Le CSE devra également être informé et consulté en ce qui concerne la mise en place des éventuels outils de contrôle permettant de s’assurer du bon respect de la charte.

 

Le développement de l’IA risque enfin d’entraîner la suppression de certains postes nécessitant, pour les employeurs, la mise en place d’actions de formation et d’adaptation adaptées.
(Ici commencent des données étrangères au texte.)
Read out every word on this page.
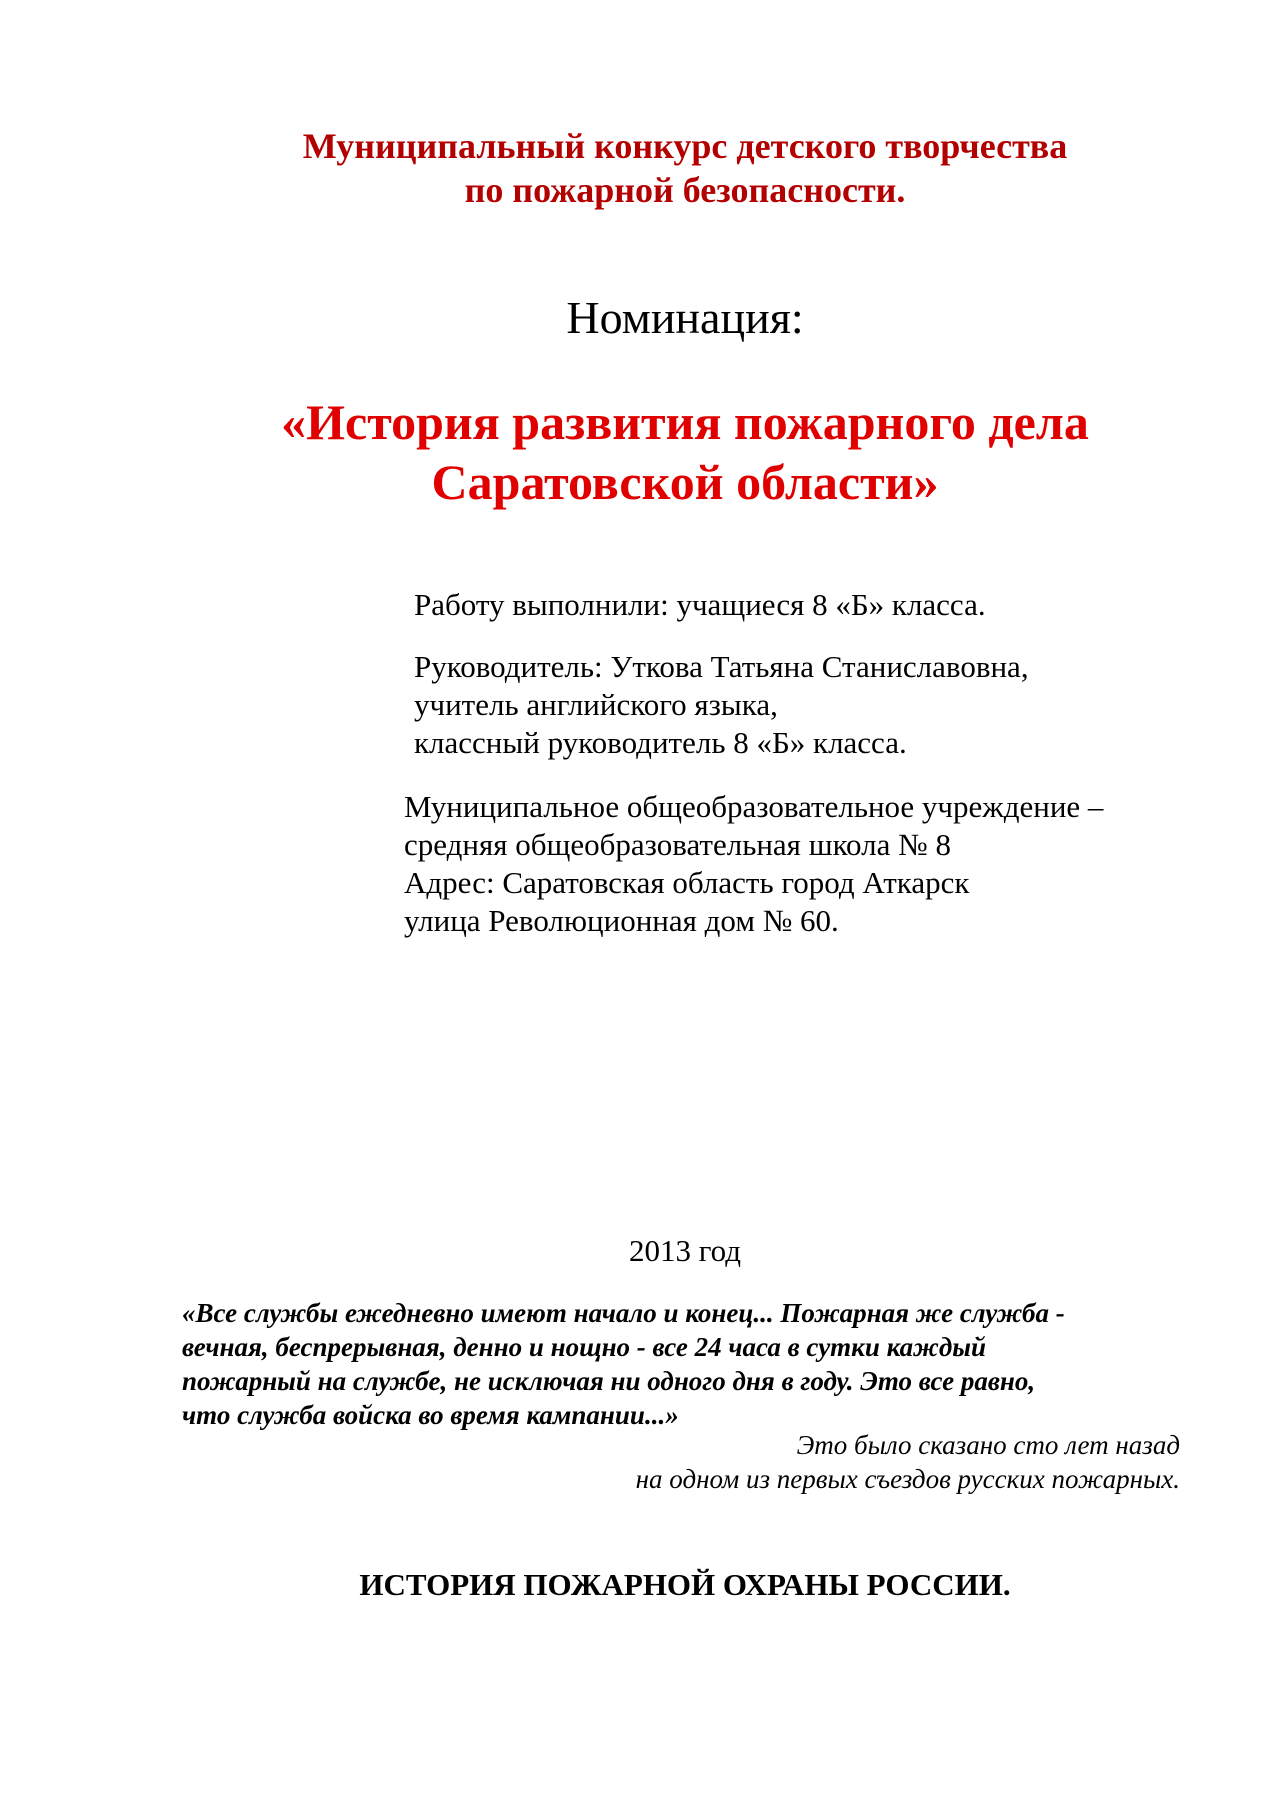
Муниципальный конкурс детского творчества
по пожарной безопасности.
Номинация:
«История развития пожарного дела
Саратовской области»
Работу выполнили: учащиеся 8 «Б» класса.
Руководитель: Уткова Татьяна Станиславовна,
учитель английского языка,
классный руководитель 8 «Б» класса.
Муниципальное общеобразовательное учреждение –
средняя общеобразовательная школа № 8
Адрес: Саратовская область город Аткарск
улица Революционная дом № 60.
2013 год
«Все службы ежедневно имеют начало и конец... Пожарная же служба -
вечная, беспрерывная, денно и нощно - все 24 часа в сутки каждый
пожарный на службе, не исключая ни одного дня в году. Это все равно,
что служба войска во время кампании...»
Это было сказано сто лет назад
на одном из первых съездов русских пожарных.
ИСТОРИЯ ПОЖАРНОЙ ОХРАНЫ РОССИИ.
Les entretiens professionnels pourraient ainsi être une occasion d’aborder ces problématiques et de préparer au mieux les salariés aux évolutions technologiques.

 

AUTEURS 

 

Marie-Laure Tredan, Avocate Counsel CMS Francis Lefebvre Avocats

Mûre Maestrati, Avocate, CMS Francis Lefebvre Avocats

 

(1) Le RIA est entré en vigueur le 1er août 2024.
(2) https://www.learnthings.fr/sondage-ifop-intelligence-artificielle-statistique/
(3) Cependant, toutes les dispositions du RIA ne deviendront applicables que le 2 août 2026.
(4) Le RIA distingue quatre niveaux de risques (par ordre croissant) : minimes, limités, hauts, inacceptables.
(5) Règlement général sur la protection des données EU 2016/679, en date du 27 avril 2016.
(6) Loi n°78-17 en date du 6 janvier 1978.
(7) A l’exception de certaines situations précisément définies qui ne seront pas développées ici.